Eventually, Belfast’s kosher butcher and Hebrew school shuttered. Since giving their children a Jewish education was a top priority for members of the Orthodox community, many of them moved away.

Today, the declining population is affecting all facets of Belfast’s Jewish community. “Children go away for university now, and they don’t come back,” Simon said. The Belfast Jewish Record once produced 10 issues per year; now it produces three. Its December issue documented the Jewish Belfast reunion that took place in November. More than 125 ex-Belfasters traveled from across the globe to reunite with friends and relatives. “We finished up with a very emotional rendition of ‘Hatikvah,’ and with hearts bursting with pride in our heritage, we said farewell,” columnists Joy Brown and Barbara Abraham-Vazana wrote.

While the majority of the community seems resigned to the continued diminishment of its numbers, some are intent on not allowing the marks of Jewish culture to fade. Katy Radford, who recently won an MBE, or an Order of the British Empire — an honor bestowed by the queen — for her service to community relations in Northern Ireland, received for the second year in a row a grant from the European Union to exhibit and promote Jewish arts and culture in the region. Events in 2011 will include a jazz work based on the book “The Chronicles of Narnia,” by local composer and drummer David Lyttle and Israeli pianist prodigy Ariel Lanyi, and an exhibition of a series of cartoons on the Middle East conflict, by several Pulitzer Prize-winning artists. “I think in a community that is getting smaller… and where there are challenges to how the most observant are able to live, it was important to me that the contribution made by Jews in Ireland was allowed to be celebrated,” Radford said.
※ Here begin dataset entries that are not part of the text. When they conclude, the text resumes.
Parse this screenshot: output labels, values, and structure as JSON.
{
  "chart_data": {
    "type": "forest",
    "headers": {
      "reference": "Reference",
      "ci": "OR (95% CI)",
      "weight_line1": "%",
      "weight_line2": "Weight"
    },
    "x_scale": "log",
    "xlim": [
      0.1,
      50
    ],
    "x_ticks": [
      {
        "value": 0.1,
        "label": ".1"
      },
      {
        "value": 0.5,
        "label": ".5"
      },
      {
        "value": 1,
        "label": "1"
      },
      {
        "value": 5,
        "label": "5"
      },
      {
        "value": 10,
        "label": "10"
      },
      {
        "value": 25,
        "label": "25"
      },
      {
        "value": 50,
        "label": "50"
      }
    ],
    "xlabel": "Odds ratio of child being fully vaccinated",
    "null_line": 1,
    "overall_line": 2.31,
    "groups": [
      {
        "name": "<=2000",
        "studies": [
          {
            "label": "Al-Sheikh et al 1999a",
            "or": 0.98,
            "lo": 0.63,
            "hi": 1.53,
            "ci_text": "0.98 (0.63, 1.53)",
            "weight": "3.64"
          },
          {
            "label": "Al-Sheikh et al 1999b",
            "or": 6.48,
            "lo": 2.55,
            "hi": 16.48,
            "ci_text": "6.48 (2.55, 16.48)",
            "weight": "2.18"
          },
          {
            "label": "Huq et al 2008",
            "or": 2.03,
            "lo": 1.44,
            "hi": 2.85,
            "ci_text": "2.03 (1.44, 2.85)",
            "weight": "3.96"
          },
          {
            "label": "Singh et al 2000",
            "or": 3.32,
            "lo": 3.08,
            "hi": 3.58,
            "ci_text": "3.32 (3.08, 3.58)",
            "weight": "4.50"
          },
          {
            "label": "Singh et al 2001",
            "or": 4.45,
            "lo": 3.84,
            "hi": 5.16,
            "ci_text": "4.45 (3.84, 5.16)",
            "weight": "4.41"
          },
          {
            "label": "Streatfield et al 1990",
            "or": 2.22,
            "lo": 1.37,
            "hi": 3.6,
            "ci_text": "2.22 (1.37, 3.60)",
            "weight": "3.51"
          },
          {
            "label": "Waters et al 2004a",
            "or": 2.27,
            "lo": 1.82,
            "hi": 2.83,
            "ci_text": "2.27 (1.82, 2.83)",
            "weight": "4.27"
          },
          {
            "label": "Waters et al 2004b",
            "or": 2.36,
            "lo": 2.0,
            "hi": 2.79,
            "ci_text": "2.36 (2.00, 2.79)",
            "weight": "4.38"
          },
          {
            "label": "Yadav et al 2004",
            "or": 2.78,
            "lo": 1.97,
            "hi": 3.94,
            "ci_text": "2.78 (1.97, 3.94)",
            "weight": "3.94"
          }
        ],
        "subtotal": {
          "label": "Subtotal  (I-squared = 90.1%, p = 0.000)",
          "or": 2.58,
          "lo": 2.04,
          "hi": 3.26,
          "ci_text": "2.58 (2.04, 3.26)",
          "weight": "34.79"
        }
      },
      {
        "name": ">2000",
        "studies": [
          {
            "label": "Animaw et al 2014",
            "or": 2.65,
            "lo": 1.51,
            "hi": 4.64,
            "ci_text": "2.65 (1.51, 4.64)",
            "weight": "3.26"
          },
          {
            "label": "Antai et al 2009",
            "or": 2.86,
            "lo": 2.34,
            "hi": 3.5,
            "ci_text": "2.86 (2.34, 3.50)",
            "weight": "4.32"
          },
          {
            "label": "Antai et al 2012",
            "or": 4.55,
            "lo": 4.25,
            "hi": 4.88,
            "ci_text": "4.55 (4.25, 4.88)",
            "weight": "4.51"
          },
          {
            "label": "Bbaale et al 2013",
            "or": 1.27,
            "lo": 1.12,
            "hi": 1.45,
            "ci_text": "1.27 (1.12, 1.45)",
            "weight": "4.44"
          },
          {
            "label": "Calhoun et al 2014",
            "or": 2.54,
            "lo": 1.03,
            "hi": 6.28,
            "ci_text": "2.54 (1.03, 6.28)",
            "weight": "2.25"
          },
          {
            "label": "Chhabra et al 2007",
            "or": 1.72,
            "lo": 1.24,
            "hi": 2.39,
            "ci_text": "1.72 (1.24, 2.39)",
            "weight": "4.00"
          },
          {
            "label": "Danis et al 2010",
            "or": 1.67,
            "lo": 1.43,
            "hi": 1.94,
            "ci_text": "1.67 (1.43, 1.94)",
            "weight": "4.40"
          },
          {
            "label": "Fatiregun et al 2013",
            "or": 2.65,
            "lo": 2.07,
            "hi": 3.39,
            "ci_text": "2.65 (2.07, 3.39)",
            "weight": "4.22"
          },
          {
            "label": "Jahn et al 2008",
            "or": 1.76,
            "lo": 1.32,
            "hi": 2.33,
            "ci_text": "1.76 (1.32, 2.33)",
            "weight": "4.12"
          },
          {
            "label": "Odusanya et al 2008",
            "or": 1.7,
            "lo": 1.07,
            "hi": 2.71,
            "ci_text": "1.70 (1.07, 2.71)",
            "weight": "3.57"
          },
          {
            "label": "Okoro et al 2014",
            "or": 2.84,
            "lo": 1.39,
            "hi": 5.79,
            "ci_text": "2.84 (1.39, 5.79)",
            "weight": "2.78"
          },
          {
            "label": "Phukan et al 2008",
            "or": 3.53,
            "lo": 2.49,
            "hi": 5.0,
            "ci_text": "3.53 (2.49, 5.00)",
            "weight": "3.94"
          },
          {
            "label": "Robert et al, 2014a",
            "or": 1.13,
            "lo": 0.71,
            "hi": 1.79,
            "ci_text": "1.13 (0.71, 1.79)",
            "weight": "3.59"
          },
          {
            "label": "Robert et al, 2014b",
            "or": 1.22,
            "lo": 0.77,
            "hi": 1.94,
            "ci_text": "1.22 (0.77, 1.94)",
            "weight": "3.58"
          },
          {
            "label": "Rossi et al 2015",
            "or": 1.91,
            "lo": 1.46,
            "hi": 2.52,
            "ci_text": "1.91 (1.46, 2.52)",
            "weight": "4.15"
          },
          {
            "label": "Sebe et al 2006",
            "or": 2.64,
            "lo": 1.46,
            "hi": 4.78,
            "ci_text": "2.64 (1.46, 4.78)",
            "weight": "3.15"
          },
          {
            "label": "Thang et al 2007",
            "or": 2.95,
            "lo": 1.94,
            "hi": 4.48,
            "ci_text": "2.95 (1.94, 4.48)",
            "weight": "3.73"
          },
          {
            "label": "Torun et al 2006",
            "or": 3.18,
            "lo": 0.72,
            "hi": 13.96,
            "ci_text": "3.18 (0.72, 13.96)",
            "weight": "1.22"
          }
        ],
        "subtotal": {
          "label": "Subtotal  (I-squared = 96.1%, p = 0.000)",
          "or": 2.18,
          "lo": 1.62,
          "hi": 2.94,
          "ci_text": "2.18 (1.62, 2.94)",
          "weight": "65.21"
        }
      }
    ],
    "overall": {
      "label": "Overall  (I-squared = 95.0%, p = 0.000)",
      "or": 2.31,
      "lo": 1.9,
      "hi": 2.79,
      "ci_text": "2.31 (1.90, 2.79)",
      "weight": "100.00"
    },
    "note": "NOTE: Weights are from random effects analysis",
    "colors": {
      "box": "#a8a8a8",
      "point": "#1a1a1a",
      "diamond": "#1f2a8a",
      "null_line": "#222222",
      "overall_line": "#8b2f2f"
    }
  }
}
Rabbi Menachem Brackman, leader of the Belfast Synagogue, also refuses to think in terms of the end. He’s fundraising for a new mikveh — the old one was lost in a real estate transaction in the 1980s — in hopes of attracting more Jews to the area, and he continues to strive to convince those Belfast Jews that have turned away from their faith to reassess. “Anything is possible,” he said. “People have predicted the demise of Jewish communities all over the world, and people have been wrong. Jews are unpredictable.”

Katherine Clarke is a journalist from Northern Ireland who is based in New York City. Her work also has appeared in The New York Observer and The Wall Street Journal.